One explanation is that altruistic acts, although seemingly unselfish, actually benefit those who perform them but in indirect ways. The idea is that unselfish acts are repeated. So those who have been helped go on to help other individuals, ensuring that this behaviour spreads through a group, a phenomenon known as upstream reciprocity.
Eventually, the individual that triggered the altruistic behaviour will be on the receiving end of least one unselfish act, ensuring that, at the very least, he or she doesn’t lose out. In this way, unselfish individuals actually benefit from their altruism.
At least, that’s the theory. While other types of altruism have been observed and modelled (for example downstream reciprocity in which people help others who they have seen acting altruistically), upstream reciprocity has proven harder to pin down, until now
Akio Iwagami and Naoki Masuda at the University of Tokyo have simulated the way upstream reciprocity spreads through a network when the behaviour gradually dies out. It turns out that the type of network is crucial for ensuring the spread of the behaviour. In heterogeneous networks like those that most societies seem to form, upstream reciprocity seems to spread successfully.
But interestingly, Iwagami and Masuda point out that certain individuals seem to benefit more than others.

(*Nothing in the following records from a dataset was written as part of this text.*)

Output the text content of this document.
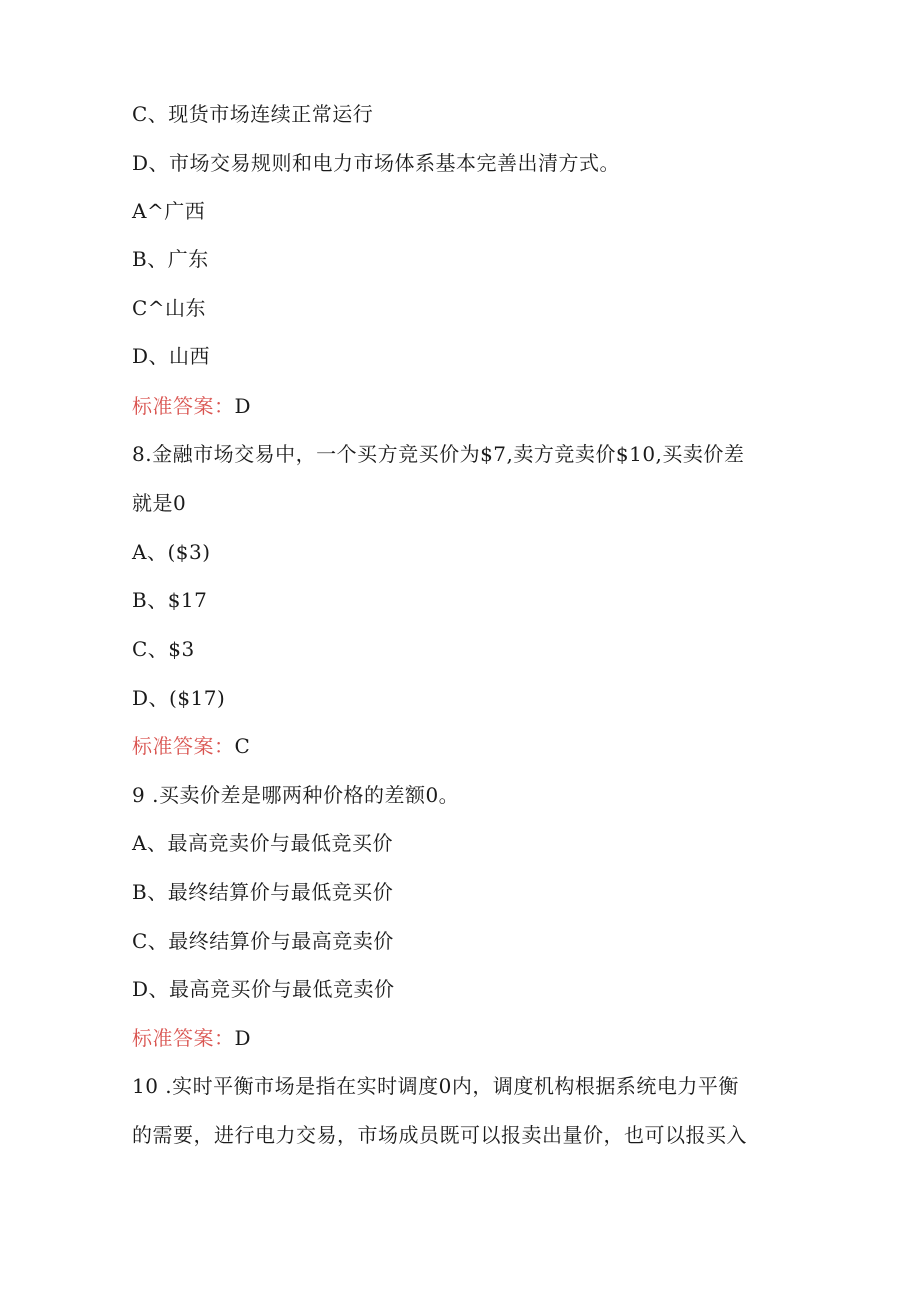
C、现货市场连续正常运行
D、市场交易规则和电力市场体系基本完善出清方式。
A^广西
B、广东
C^山东
D、山西
标准答案：D
8.金融市场交易中，一个买方竞买价为$7,卖方竞卖价$10,买卖价差
就是0
A、($3)
B、$17
C、$3
D、($17)
标准答案：C
9 .买卖价差是哪两种价格的差额0。
A、最高竞卖价与最低竞买价
B、最终结算价与最低竞买价
C、最终结算价与最高竞卖价
D、最高竞买价与最低竞卖价
标准答案：D
10 .实时平衡市场是指在实时调度0内，调度机构根据系统电力平衡
的需要，进行电力交易，市场成员既可以报卖出量价，也可以报买入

These individuals are “hubs” in these societies, people who have many links to other individuals. That makes sense, of course, because as this behaviour spreads, it is much more likely to pass through hubs than other points on the network.
So the moral of the story is that if you want to benefit from altruistic behaviour, do two things. First, trigger altruistic cascades by performing many acts of unselfish behaviour. Second, become a hub with lots of links to other indviduals.